OKay not specificly this question just KSP questions like it. For example,

what are the concntrations of each of the ions in a saturated solution of PbBr2, given the Ksp of PbBr2 = 2.1x10^-6? If 5 g of PbBr2 are bla bla bla bla....

WHat I am having trouble with is this, here is the problem set up-

2.1x10^-6=4X^3

when I solve for X I have to take the cubed root of X^3 don't I? Sorry, the easy math has escaped me.

 

[Streetwolf]

OKay not specificly this question just KSP questions like it. For example,

what are the concntrations of each of the ions in a saturated solution of PbBr2, given the Ksp of PbBr2 = 2.1x10^-6? If 5 g of PbBr2 are bla bla bla bla....

WHat I am having trouble with is this, here is the problem set up-

2.1x10^-6=4X^3

when I solve for X I have to take the cubed root of X^3 don't I? Sorry, the easy math has escaped me.

First do 2.1 x 10^-6 / 4 and get 0.525 x 10^-6. It's always best to focus on the exponent term first or else you'll have trouble later. Since it's easy to take the cube root of 10^-6, we now look at the rest of it.
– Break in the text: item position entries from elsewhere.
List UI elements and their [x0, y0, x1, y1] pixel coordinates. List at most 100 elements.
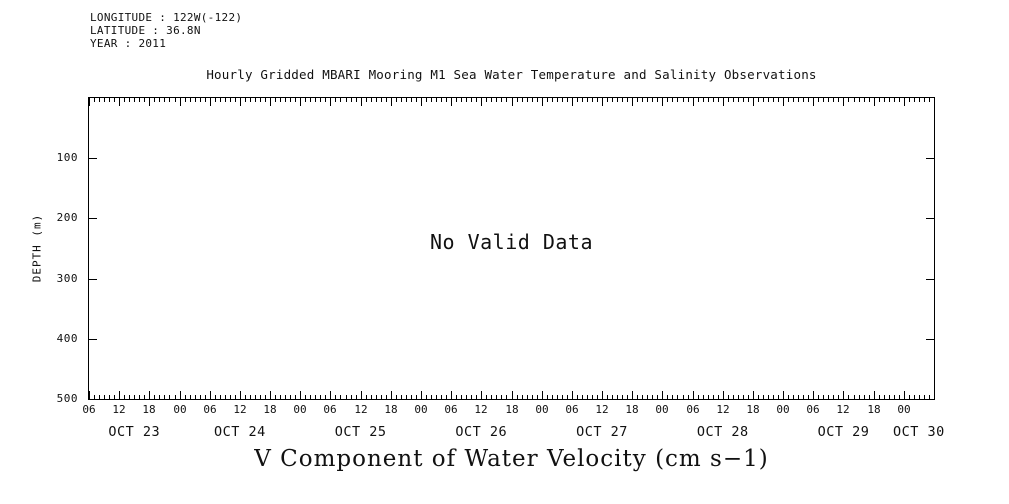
x-tick-mark-bottom	[788, 395, 789, 399]
x-tick-mark-bottom	[421, 391, 422, 399]
x-hour-tick-label: 18	[746, 403, 760, 416]
x-tick-mark-bottom	[451, 391, 452, 399]
x-tick-mark-bottom	[934, 391, 935, 399]
x-tick-mark-bottom	[607, 395, 608, 399]
x-tick-mark-top	[869, 98, 870, 102]
x-tick-mark-top	[210, 98, 211, 106]
x-tick-mark-top	[255, 98, 256, 102]
x-tick-mark-top	[260, 98, 261, 102]
x-tick-mark-top	[285, 98, 286, 102]
x-tick-mark-bottom	[371, 395, 372, 399]
x-tick-mark-top	[99, 98, 100, 102]
x-tick-mark-top	[818, 98, 819, 102]
x-tick-mark-top	[335, 98, 336, 102]
x-tick-mark-bottom	[245, 395, 246, 399]
x-tick-mark-bottom	[330, 391, 331, 399]
x-tick-mark-bottom	[532, 395, 533, 399]
x-tick-mark-top	[245, 98, 246, 102]
x-tick-mark-bottom	[310, 395, 311, 399]
x-tick-mark-top	[587, 98, 588, 102]
x-tick-mark-bottom	[456, 395, 457, 399]
x-tick-mark-top	[456, 98, 457, 102]
x-tick-mark-top	[763, 98, 764, 102]
x-tick-mark-top	[828, 98, 829, 102]
x-tick-mark-top	[542, 98, 543, 106]
x-hour-tick-label: 18	[867, 403, 881, 416]
x-tick-mark-bottom	[486, 395, 487, 399]
x-tick-mark-top	[562, 98, 563, 102]
x-tick-mark-top	[496, 98, 497, 102]
x-tick-mark-bottom	[582, 395, 583, 399]
x-tick-mark-top	[637, 98, 638, 102]
x-tick-mark-top	[185, 98, 186, 102]
x-tick-mark-bottom	[657, 395, 658, 399]
x-axis-title: V Component of Water Velocity (cm s−1)	[254, 446, 769, 472]
x-tick-mark-top	[557, 98, 558, 102]
x-tick-mark-top	[205, 98, 206, 102]
x-tick-mark-top	[889, 98, 890, 102]
x-tick-mark-bottom	[838, 395, 839, 399]
x-tick-mark-top	[652, 98, 653, 102]
x-tick-mark-top	[517, 98, 518, 102]
x-hour-tick-label: 00	[776, 403, 790, 416]
y-tick-mark-right	[926, 158, 934, 159]
x-tick-mark-top	[808, 98, 809, 102]
metadata-block: LONGITUDE : 122W(-122) LATITUDE : 36.8N …	[90, 11, 242, 50]
x-tick-mark-bottom	[743, 395, 744, 399]
y-tick-mark-right	[926, 218, 934, 219]
x-tick-mark-top	[728, 98, 729, 102]
x-tick-mark-top	[119, 98, 120, 106]
x-tick-mark-top	[280, 98, 281, 102]
x-tick-mark-top	[416, 98, 417, 102]
x-tick-mark-bottom	[89, 391, 90, 399]
x-tick-mark-top	[748, 98, 749, 102]
x-tick-mark-top	[622, 98, 623, 102]
x-tick-mark-top	[250, 98, 251, 102]
x-tick-mark-bottom	[914, 395, 915, 399]
x-tick-mark-top	[738, 98, 739, 102]
x-day-label: OCT 27	[576, 424, 628, 440]
x-tick-mark-bottom	[818, 395, 819, 399]
x-tick-mark-top	[753, 98, 754, 106]
x-tick-mark-bottom	[149, 391, 150, 399]
x-tick-mark-bottom	[164, 395, 165, 399]
x-tick-mark-bottom	[305, 395, 306, 399]
x-tick-mark-bottom	[627, 395, 628, 399]
plot-area: No Valid Data	[88, 97, 935, 400]
x-tick-mark-top	[894, 98, 895, 102]
x-tick-mark-bottom	[637, 395, 638, 399]
x-tick-mark-top	[220, 98, 221, 102]
x-tick-mark-bottom	[154, 395, 155, 399]
x-tick-mark-top	[612, 98, 613, 102]
x-tick-mark-bottom	[265, 395, 266, 399]
x-tick-mark-bottom	[683, 395, 684, 399]
x-tick-mark-top	[788, 98, 789, 102]
x-tick-mark-bottom	[693, 391, 694, 399]
x-tick-mark-bottom	[632, 391, 633, 399]
x-tick-mark-bottom	[104, 395, 105, 399]
x-tick-mark-top	[426, 98, 427, 102]
x-tick-mark-bottom	[517, 395, 518, 399]
x-tick-mark-bottom	[622, 395, 623, 399]
x-tick-mark-top	[718, 98, 719, 102]
x-tick-mark-bottom	[909, 395, 910, 399]
x-tick-mark-top	[843, 98, 844, 106]
x-tick-mark-bottom	[859, 395, 860, 399]
x-tick-mark-top	[361, 98, 362, 106]
x-tick-mark-bottom	[205, 395, 206, 399]
x-tick-mark-top	[713, 98, 714, 102]
x-tick-mark-bottom	[461, 395, 462, 399]
x-tick-mark-top	[632, 98, 633, 106]
x-tick-mark-top	[798, 98, 799, 102]
x-tick-mark-bottom	[894, 395, 895, 399]
x-tick-mark-top	[501, 98, 502, 102]
x-tick-mark-top	[884, 98, 885, 102]
x-tick-mark-bottom	[411, 395, 412, 399]
x-tick-mark-top	[919, 98, 920, 102]
x-tick-mark-top	[114, 98, 115, 102]
x-tick-mark-bottom	[180, 391, 181, 399]
x-tick-mark-top	[180, 98, 181, 106]
x-tick-mark-bottom	[667, 395, 668, 399]
x-tick-mark-top	[94, 98, 95, 102]
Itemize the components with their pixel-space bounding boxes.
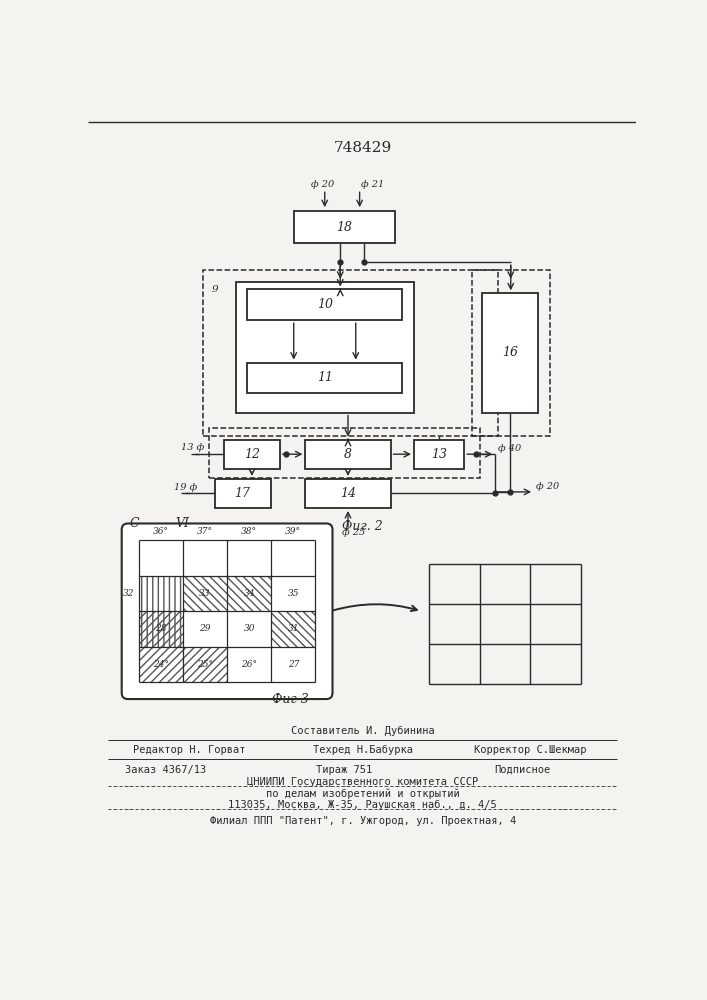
Text: ф 21: ф 21 xyxy=(361,180,385,189)
Text: Филиал ППП "Патент", г. Ужгород, ул. Проектная, 4: Филиал ППП "Патент", г. Ужгород, ул. Про… xyxy=(209,816,516,826)
Bar xyxy=(139,647,183,682)
Text: Подписное: Подписное xyxy=(494,765,551,775)
Bar xyxy=(183,576,227,611)
Text: 34: 34 xyxy=(243,589,255,598)
Text: ф 40: ф 40 xyxy=(498,444,521,453)
Text: Составитель И. Дубинина: Составитель И. Дубинина xyxy=(291,726,435,736)
Text: 13: 13 xyxy=(431,448,447,461)
Bar xyxy=(139,611,183,647)
Text: 30: 30 xyxy=(243,624,255,633)
Text: 27: 27 xyxy=(288,660,299,669)
Bar xyxy=(271,611,315,647)
Text: 11: 11 xyxy=(317,371,333,384)
Text: VI: VI xyxy=(175,517,189,530)
Bar xyxy=(472,270,549,436)
Text: C: C xyxy=(129,517,139,530)
Bar xyxy=(305,479,391,508)
Text: 37°: 37° xyxy=(197,527,213,536)
Text: ф 20: ф 20 xyxy=(535,482,559,491)
Text: 8: 8 xyxy=(344,448,352,461)
Text: Тираж 751: Тираж 751 xyxy=(316,765,373,775)
Text: 12: 12 xyxy=(244,448,260,461)
Bar xyxy=(293,211,395,243)
Text: 33: 33 xyxy=(199,589,211,598)
Text: 39°: 39° xyxy=(286,527,301,536)
Text: 25°: 25° xyxy=(197,660,213,669)
Text: 31: 31 xyxy=(288,624,299,633)
Bar xyxy=(203,270,498,436)
Text: 17: 17 xyxy=(235,487,250,500)
Bar xyxy=(139,611,183,647)
FancyBboxPatch shape xyxy=(122,523,332,699)
Text: 29: 29 xyxy=(199,624,211,633)
Bar xyxy=(305,440,391,469)
Text: ф 25: ф 25 xyxy=(341,528,365,537)
Text: 24°: 24° xyxy=(153,660,169,669)
Bar xyxy=(183,647,227,682)
Text: Заказ 4367/13: Заказ 4367/13 xyxy=(125,765,206,775)
Text: Фиг 3: Фиг 3 xyxy=(271,693,308,706)
Text: 36°: 36° xyxy=(153,527,169,536)
Bar xyxy=(209,428,480,478)
Text: Редактор Н. Горват: Редактор Н. Горват xyxy=(133,745,245,755)
Bar xyxy=(139,576,183,611)
Text: Фиг. 2: Фиг. 2 xyxy=(342,520,383,533)
Text: 748429: 748429 xyxy=(334,141,392,155)
Bar xyxy=(235,282,414,413)
Text: 18: 18 xyxy=(336,221,352,234)
Text: 35: 35 xyxy=(288,589,299,598)
Bar xyxy=(227,576,271,611)
Bar xyxy=(224,440,280,469)
Text: 13 ф: 13 ф xyxy=(182,443,204,452)
Text: по делам изобретений и открытий: по делам изобретений и открытий xyxy=(266,788,460,799)
Text: 28: 28 xyxy=(155,624,167,633)
Text: Техред Н.Бабурка: Техред Н.Бабурка xyxy=(312,745,413,755)
Text: 32: 32 xyxy=(122,589,134,598)
Text: 26°: 26° xyxy=(241,660,257,669)
Text: 14: 14 xyxy=(340,487,356,500)
Bar xyxy=(215,479,271,508)
Bar xyxy=(482,293,538,413)
Bar xyxy=(247,363,402,393)
Text: Корректор С.Шекмар: Корректор С.Шекмар xyxy=(474,745,586,755)
Text: 9: 9 xyxy=(211,285,218,294)
Text: ф 20: ф 20 xyxy=(311,180,334,189)
Bar xyxy=(247,289,402,320)
Text: 19 ф: 19 ф xyxy=(175,483,198,492)
Text: 10: 10 xyxy=(317,298,333,311)
Text: ЦНИИПИ Государственного комитета СССР: ЦНИИПИ Государственного комитета СССР xyxy=(247,777,479,787)
Text: 38°: 38° xyxy=(241,527,257,536)
Text: 113035, Москва, Ж-35, Раушская наб., д. 4/5: 113035, Москва, Ж-35, Раушская наб., д. … xyxy=(228,800,497,810)
Bar xyxy=(414,440,464,469)
Text: 16: 16 xyxy=(502,346,518,359)
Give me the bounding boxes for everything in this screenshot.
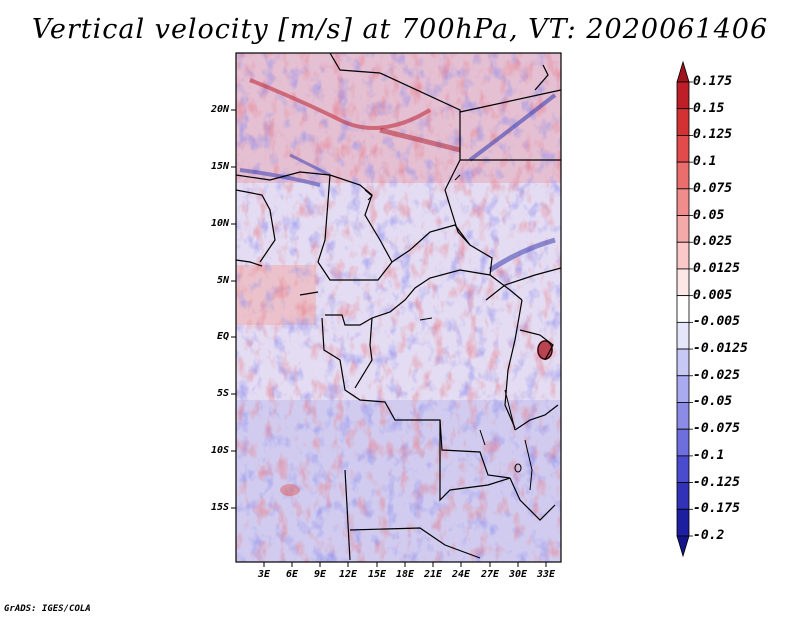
lon-label-33e: 33E [536, 569, 556, 580]
colorbar-label: 0.025 [693, 234, 733, 250]
colorbar-label: -0.05 [693, 394, 733, 410]
colorbar-label: -0.075 [693, 421, 740, 437]
colorbar-label: 0.175 [693, 74, 733, 89]
colorbar-swatch [676, 215, 690, 243]
colorbar-swatch [676, 428, 690, 457]
colorbar-swatch [676, 375, 690, 403]
colorbar-label: -0.1 [693, 447, 725, 463]
colorbar-label: -0.2 [693, 528, 725, 543]
colorbar-swatch [676, 108, 690, 136]
lat-label-10n: 10N [210, 218, 229, 229]
colorbar-swatch [676, 135, 690, 163]
lat-label-15n: 15N [210, 161, 229, 172]
lat-ticks [231, 109, 236, 509]
colorbar-label: -0.0125 [693, 341, 748, 357]
lat-label-15s: 15S [210, 502, 229, 513]
lon-label-9e: 9E [313, 569, 327, 580]
colorbar-swatch [676, 268, 690, 297]
colorbar-swatch [676, 321, 690, 350]
lat-label-eq: EQ [216, 331, 229, 342]
colorbar-label: 0.075 [693, 180, 733, 196]
lat-label-5n: 5N [216, 275, 229, 286]
colorbar-swatch [676, 535, 690, 558]
colorbar-label: 0.15 [693, 100, 725, 116]
lon-label-3e: 3E [257, 569, 271, 580]
lon-label-21e: 21E [423, 569, 443, 580]
lon-ticks [263, 562, 547, 567]
colorbar-swatch [676, 295, 690, 323]
colorbar-swatch [676, 402, 690, 430]
map-frame [235, 52, 562, 563]
lon-label-24e: 24E [451, 569, 471, 580]
velocity-field [236, 53, 561, 562]
lon-label-6e: 6E [285, 569, 299, 580]
colorbar-label: 0.0125 [693, 260, 740, 276]
lon-label-12e: 12E [338, 569, 358, 580]
chart-title: Vertical velocity [m/s] at 700hPa, VT: 2… [31, 14, 769, 45]
lon-label-27e: 27E [480, 569, 500, 580]
colorbar-swatch [676, 81, 690, 110]
colorbar-swatch [676, 348, 690, 377]
grads-credit: GrADS: IGES/COLA [4, 604, 91, 614]
lon-label-30e: 30E [508, 569, 528, 580]
colorbar-swatch [676, 241, 690, 270]
colorbar [676, 60, 693, 558]
lat-label-5s: 5S [216, 388, 229, 399]
colorbar-swatch [676, 60, 690, 83]
colorbar-label: -0.005 [693, 314, 740, 330]
colorbar-label: 0.1 [693, 154, 717, 170]
lon-label-15e: 15E [367, 569, 387, 580]
colorbar-label: 0.05 [693, 207, 725, 223]
colorbar-label: -0.025 [693, 367, 740, 383]
lat-label-10s: 10S [210, 445, 229, 456]
colorbar-swatch [676, 508, 690, 537]
colorbar-swatch [676, 161, 690, 190]
colorbar-swatch [676, 482, 690, 510]
country-borders [236, 53, 561, 561]
colorbar-label: -0.175 [693, 501, 740, 517]
colorbar-label: 0.005 [693, 287, 733, 303]
lon-label-18e: 18E [395, 569, 415, 580]
colorbar-swatch [676, 455, 690, 483]
lat-label-20n: 20N [210, 104, 229, 115]
lakes [364, 174, 553, 491]
colorbar-label: -0.125 [693, 474, 740, 490]
colorbar-label: 0.125 [693, 127, 733, 143]
colorbar-swatch [676, 188, 690, 216]
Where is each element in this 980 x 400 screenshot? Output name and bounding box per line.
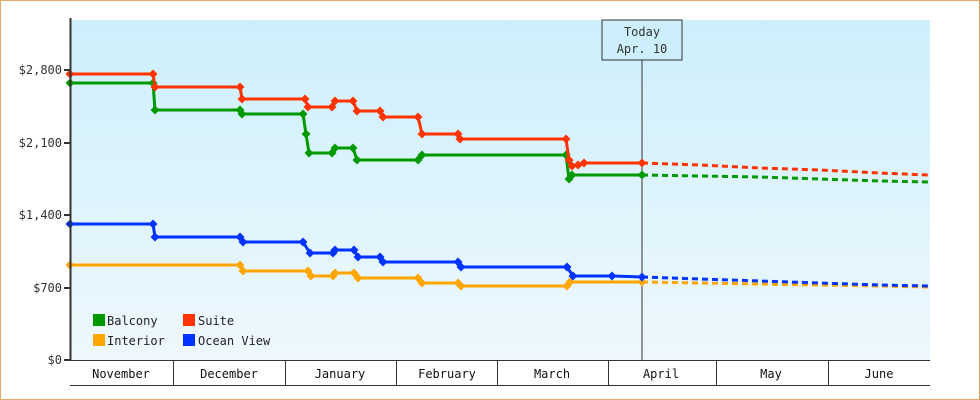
x-axis: November December January February March… — [70, 360, 930, 386]
legend-item-interior[interactable]: Interior — [93, 334, 165, 348]
data-point-marker[interactable] — [150, 232, 160, 242]
month-label-march: March — [534, 367, 570, 381]
data-point-marker[interactable] — [455, 134, 465, 144]
month-label-november: November — [92, 367, 150, 381]
data-point-marker[interactable] — [456, 281, 466, 291]
data-point-marker[interactable] — [637, 170, 647, 180]
data-point-marker[interactable] — [148, 69, 158, 79]
data-point-marker[interactable] — [298, 109, 308, 119]
series-ocean-view — [65, 219, 929, 288]
data-point-marker[interactable] — [348, 143, 358, 153]
series-layer — [65, 69, 929, 291]
data-point-marker[interactable] — [637, 158, 647, 168]
month-label-april: April — [643, 367, 679, 381]
data-point-marker[interactable] — [330, 245, 340, 255]
data-point-marker[interactable] — [148, 219, 158, 229]
y-tick-label: $2,100 — [19, 136, 62, 150]
data-point-marker[interactable] — [303, 102, 313, 112]
series-suite — [65, 69, 929, 177]
legend-swatch-ocean-view — [183, 334, 195, 346]
data-point-marker[interactable] — [353, 273, 363, 283]
data-point-marker[interactable] — [567, 161, 577, 171]
data-point-marker[interactable] — [637, 272, 647, 282]
legend-label-balcony: Balcony — [107, 314, 158, 328]
data-point-marker[interactable] — [562, 262, 572, 272]
data-point-marker[interactable] — [235, 82, 245, 92]
data-point-marker[interactable] — [568, 271, 578, 281]
data-point-marker[interactable] — [300, 94, 310, 104]
month-label-may: May — [760, 367, 782, 381]
legend-item-suite[interactable]: Suite — [183, 314, 234, 328]
data-point-marker[interactable] — [417, 129, 427, 139]
legend-label-interior: Interior — [107, 334, 165, 348]
today-label: Today — [624, 25, 660, 39]
plot-background — [70, 20, 930, 360]
data-point-marker[interactable] — [330, 143, 340, 153]
data-point-marker[interactable] — [150, 105, 160, 115]
data-point-marker[interactable] — [637, 277, 647, 287]
data-point-marker[interactable] — [150, 82, 160, 92]
data-point-marker[interactable] — [567, 170, 577, 180]
data-point-marker[interactable] — [561, 134, 571, 144]
data-point-marker[interactable] — [353, 252, 363, 262]
data-point-marker[interactable] — [413, 112, 423, 122]
data-point-marker[interactable] — [298, 237, 308, 247]
data-point-marker[interactable] — [378, 112, 388, 122]
month-dividers — [173, 360, 829, 385]
data-point-marker[interactable] — [238, 266, 248, 276]
y-tick-label: $0 — [48, 353, 62, 367]
data-point-marker[interactable] — [378, 257, 388, 267]
legend-swatch-balcony — [93, 314, 105, 326]
data-point-marker[interactable] — [305, 248, 315, 258]
data-point-marker[interactable] — [238, 237, 248, 247]
legend: Balcony Suite Interior Ocean View — [93, 314, 271, 348]
month-label-january: January — [315, 367, 366, 381]
data-point-marker[interactable] — [417, 278, 427, 288]
data-point-marker[interactable] — [607, 271, 617, 281]
data-point-marker[interactable] — [579, 158, 589, 168]
month-label-february: February — [418, 367, 476, 381]
data-point-marker[interactable] — [237, 94, 247, 104]
legend-item-ocean-view[interactable]: Ocean View — [183, 334, 271, 348]
data-point-marker[interactable] — [352, 155, 362, 165]
data-point-marker[interactable] — [304, 148, 314, 158]
today-box — [601, 19, 683, 61]
data-point-marker[interactable] — [306, 271, 316, 281]
legend-item-balcony[interactable]: Balcony — [93, 314, 158, 328]
legend-swatch-suite — [183, 314, 195, 326]
month-label-june: June — [865, 367, 894, 381]
y-tick-label: $1,400 — [19, 208, 62, 222]
y-tick-label: $700 — [33, 281, 62, 295]
data-point-marker[interactable] — [330, 96, 340, 106]
legend-swatch-interior — [93, 334, 105, 346]
legend-label-suite: Suite — [198, 314, 234, 328]
data-point-marker[interactable] — [301, 129, 311, 139]
series-interior — [65, 260, 929, 291]
y-ticks: $2,800 $2,100 $1,400 $700 $0 — [19, 63, 70, 367]
today-date: Apr. 10 — [617, 42, 668, 56]
y-tick-label: $2,800 — [19, 63, 62, 77]
data-point-marker[interactable] — [348, 96, 358, 106]
today-marker: Today Apr. 10 — [601, 19, 683, 61]
data-point-marker[interactable] — [330, 268, 340, 278]
data-point-marker[interactable] — [352, 106, 362, 116]
data-point-marker[interactable] — [417, 150, 427, 160]
data-point-marker[interactable] — [237, 109, 247, 119]
legend-label-ocean-view: Ocean View — [198, 334, 271, 348]
month-label-december: December — [200, 367, 258, 381]
data-point-marker[interactable] — [456, 262, 466, 272]
data-point-marker[interactable] — [349, 245, 359, 255]
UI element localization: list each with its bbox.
It's less easy to take the cube root of 0.525. I'd much rather work with something greater than 1. So how do we do that AND keep a good exponent? Since we're dealing with cube root, we need to work with 10^3 here. Any 10^(multiple of 3) will be good.

Here I'd change 0.525 into 525 by multiplying by 10^3. To counter that, we need to multiply the exponent by 10^-3. Now we have:

525 * 10^-9

This is very easy to do. The exponent becomes 10^-3. The integer is just over 8. Why? Because 8^3 = 512.

Our answer is close to 8 * 10^-3. Just a little higher.